Without a doubt machine learning and AI enable us to train technology to deliver on a multitude of objectives, however of key consideration should be the raw data that these highly sophisticated algorhythms are modelling and optimising against.

We are seeing more questions around the quality and scale of our mobile operator truth sets and how we leverage this to create our probabilistic (Insights) and Deterministic (Verified) data products. To us this seems like a very positive development in terms of the improving transparency and confidence in how partners approach mobile first data.

Custom data sets and collaboration

One of the really exciting aspects of the last year has undoubtedly been the conversation around collaborating and building customised data sets to offer truly unique targeting strategies. Fusing advertisers insights with reputable data sources evolves the data conversation from generic catch all profiling solutions to tailor made audiences. This forms a unique truth set that can be used to both directly target and model against to build extended reach.

The recent alliance between AOL and Weve via Axonix’s technology also demonstrates an emerging way in which media companies are starting to forge viable partnerships that help differentiate themselves from the likes of Google and Facebook. We expect to see more instances of media owners and data providers embracing more joined up thinking in terms of developing differentiated insights rich products that previously were not available in market.

Data decoupled from supply

The advent of programmatic and the greater flex of the agencies and their trading desks has arguably had a detrimental effect on media revenues.
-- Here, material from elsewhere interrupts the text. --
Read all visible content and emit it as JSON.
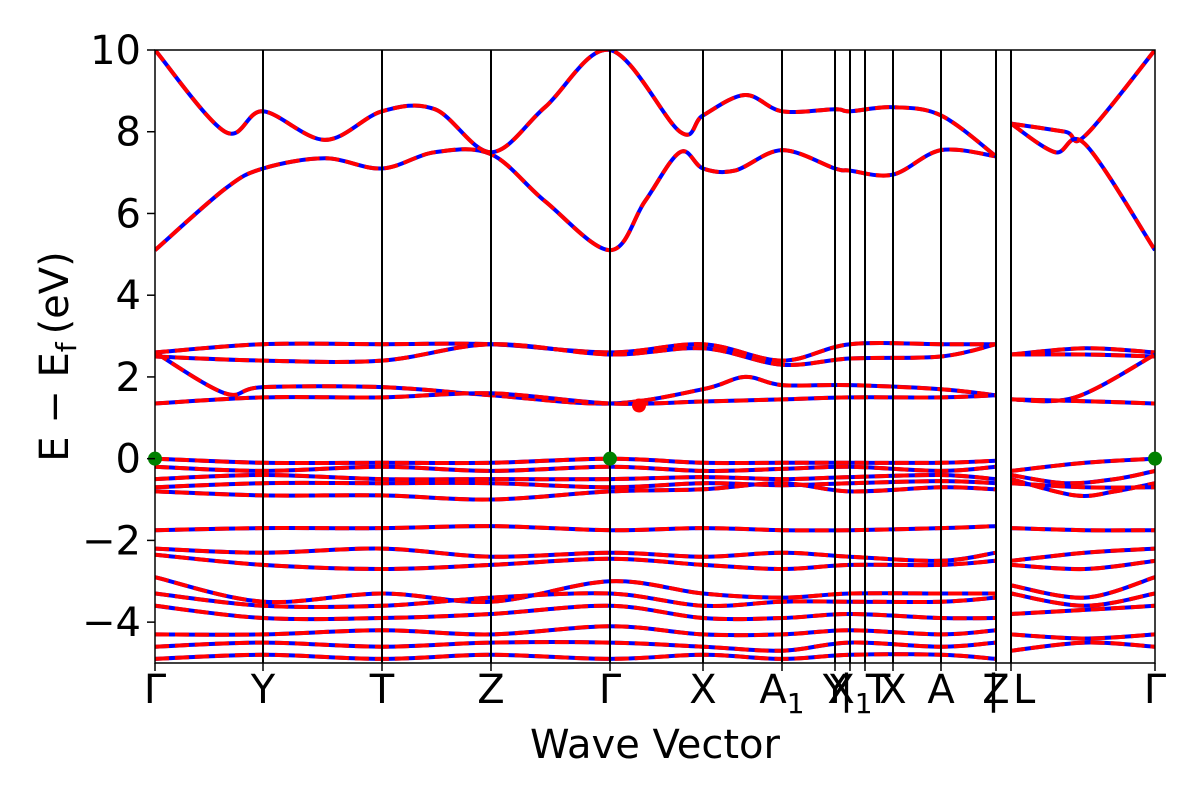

Header bidding in part helps yield through a more unified auction mechanic, but the fact remains that it is becoming harder and harder to make the same revenue from like for like supply.

It used to be the case that programmatic vendors would impress the benefits of their solutions on the basis of minimising data leakage, this made perfect sense however outside of keeping that data for direct sales teams (of course a very valid reason!) little was made of how can we make use of this data in its own right.

Progressive publishers understand this and are starting to appreciate there is commercial value to be placed on the interactions of their user base beyond just the value they generate through reading or viewing a piece of owned and operated content. Through leveraging data market places and other distribution channels publishers are beginning to think like data providers and monetising their data outside of the walled gardens of their own media.